There were no cameras around when disaster took place at the old Hartsville Landing, but this is a picture of a sunken steam packet on the Green River in Kentucky in 1920.

Last week we wrote about “The Hartsville.” It was a type of steamboat known as a “packet,” a steam-powered boat that carried both freight and passengers.

The Hartsville ran on the Cumberland River in the 1850s until it sank in 1859. It had a short life, which was typical of a riverboat. The life expectancy of such boats could be as short as five to 10 years. Maybe not what investors in such boats wanted, but it was the reality.

There were many things that could sink a steamboat.

The biggest threat was running the boat into a large rock in the river channel. An experienced river man knew where such rocks lay and how to steer around them.

These rocks might be visible during dry spells when the river level was low, but a rain might raise the river and cover those obstacles up. Which is one reason you always had a man on lookout.

Another reason a boat could sink was due to its running into a “snag.”

A snag was a large tree that had broken off in a storm and was floating in the river. Snags could be visible or slightly below the surface, which made them all the more dangerous.

Fire was another danger.

Not only did the boat have a hot fire heating the boiler of the steam engine, but all of the lighting on the boat would have been oil lamps.

Occasionally, the boiler of the steam engine would explode. When that happened, it was like a bomb went off.

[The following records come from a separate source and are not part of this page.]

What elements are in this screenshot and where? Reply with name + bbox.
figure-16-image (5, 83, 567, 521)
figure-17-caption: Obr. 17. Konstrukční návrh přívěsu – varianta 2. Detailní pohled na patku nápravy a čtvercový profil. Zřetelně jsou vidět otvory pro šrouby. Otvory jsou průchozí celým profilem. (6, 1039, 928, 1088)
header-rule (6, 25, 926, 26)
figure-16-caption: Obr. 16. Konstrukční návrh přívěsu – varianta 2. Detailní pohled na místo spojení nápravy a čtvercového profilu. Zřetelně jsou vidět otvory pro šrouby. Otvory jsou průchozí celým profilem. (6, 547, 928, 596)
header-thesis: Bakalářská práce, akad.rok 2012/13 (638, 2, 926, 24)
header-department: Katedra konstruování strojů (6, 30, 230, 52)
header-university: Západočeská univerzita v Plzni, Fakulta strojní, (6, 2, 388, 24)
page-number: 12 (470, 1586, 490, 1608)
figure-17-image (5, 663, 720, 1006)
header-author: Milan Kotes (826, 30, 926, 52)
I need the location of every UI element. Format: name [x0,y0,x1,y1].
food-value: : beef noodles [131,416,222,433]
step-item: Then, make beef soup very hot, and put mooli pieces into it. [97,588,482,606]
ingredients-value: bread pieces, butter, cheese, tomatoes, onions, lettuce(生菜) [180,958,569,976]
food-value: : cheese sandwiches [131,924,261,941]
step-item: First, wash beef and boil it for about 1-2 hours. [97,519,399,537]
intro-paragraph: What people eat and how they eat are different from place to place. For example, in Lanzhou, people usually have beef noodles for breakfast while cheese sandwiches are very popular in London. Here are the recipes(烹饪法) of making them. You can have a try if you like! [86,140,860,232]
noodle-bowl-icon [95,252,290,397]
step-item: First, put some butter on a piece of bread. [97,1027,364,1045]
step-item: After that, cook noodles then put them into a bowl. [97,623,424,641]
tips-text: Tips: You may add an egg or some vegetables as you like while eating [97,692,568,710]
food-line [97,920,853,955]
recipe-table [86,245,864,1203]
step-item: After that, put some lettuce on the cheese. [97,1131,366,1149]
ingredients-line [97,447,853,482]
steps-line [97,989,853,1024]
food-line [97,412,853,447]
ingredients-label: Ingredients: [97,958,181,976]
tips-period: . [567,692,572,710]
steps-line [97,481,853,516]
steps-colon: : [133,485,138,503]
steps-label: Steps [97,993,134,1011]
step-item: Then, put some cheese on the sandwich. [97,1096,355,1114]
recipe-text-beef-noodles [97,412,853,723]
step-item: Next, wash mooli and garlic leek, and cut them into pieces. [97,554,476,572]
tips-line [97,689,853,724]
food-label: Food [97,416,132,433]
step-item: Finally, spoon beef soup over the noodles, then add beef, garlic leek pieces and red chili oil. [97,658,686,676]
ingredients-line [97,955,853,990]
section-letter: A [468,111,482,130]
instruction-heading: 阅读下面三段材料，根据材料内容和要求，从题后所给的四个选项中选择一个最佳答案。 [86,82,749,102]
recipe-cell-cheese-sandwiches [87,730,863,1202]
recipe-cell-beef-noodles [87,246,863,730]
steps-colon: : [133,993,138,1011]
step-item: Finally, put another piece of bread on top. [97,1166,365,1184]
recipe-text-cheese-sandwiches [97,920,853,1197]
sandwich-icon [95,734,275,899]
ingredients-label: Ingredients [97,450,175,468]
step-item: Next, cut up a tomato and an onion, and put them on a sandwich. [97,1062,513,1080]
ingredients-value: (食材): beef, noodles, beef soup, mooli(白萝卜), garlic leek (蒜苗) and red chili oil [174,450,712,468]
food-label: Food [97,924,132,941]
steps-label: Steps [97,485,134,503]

To show how often such boats sank, the famous steamboat “The Natchez” sank eight times!

A steamboat that sank in shallow water could be brought back up, if the damage to the hull could be fixed. Other times a new ship was built and simply given the same name, giving it a new lease on life.

We can’t find in our research, what sunk the steam packet “The Hartsville.”

But we do know of a boat that sank right at the old Hartsville Landing, which today we call Taylor’s Landing.

In 1843, a boat called “The City of Huntsville” had a bit of bad luck.

We quote from an article in The Tennessean from 1904:

“One of the queerest accidents on the river was that befalling the City of Huntsville in 1843 while trying to make a landing at Hartsville during high water. The boat’s prow hung up on the bank and before it could be freed, the river went down two feet. The boat finally slid off the bank and went stern foremost straight to the bottom.”

This makes us wonder if the remains of the old ship are still lying in the mud below the landing!

However, a ship using the same name was built in 1852 and sank six years later at Palmyra Island in the Mississippi.

That sinking was a little more deadly than the one that sank here — eight passengers drowned!

But the City of Huntsville wasn’t the only boat to sink here.

Again we quote from an old copy of a Nashville newspaper, “Just after the war (the Civil War) the good ship Ella Hughs landed at Hartsville. The river was falling rapidly and the bow caught slightly on the bank, which at this place is very steep and slippery. No one paid any special attention to it, thinking it would easily pull off, as they were ready to leave in a few minutes. But, on attempting to pull out she could not be moved and the rapidly falling river made each minute of delay dangerous. Now fully aware of their danger they put forth every means to get off. She still stuck fast, and within a few hours the falling river had left her bow high and dry on the steep sloping bank, and this had forced her stern deep under the water.

“Finally, when the river had fallen enough for her to slide down the steep and slippery bank into the river, the lifting force of the river under her stern broke her up in two amid-ship and the boat and cargo were a total loss.”

In this case it is quite possible for parts of the old boat to still be at the bottom of the muddy Cumberland, just a few feet away from shore.

The river is higher today than it was in the 1870s due to the creation of Old Hickory Lake and the steep bank mentioned in the article is no longer visible. But if anyone is ever fishing from the small dock at Taylor’s Landing and they hook a strange piece of metal, it might be part of an old steamboat!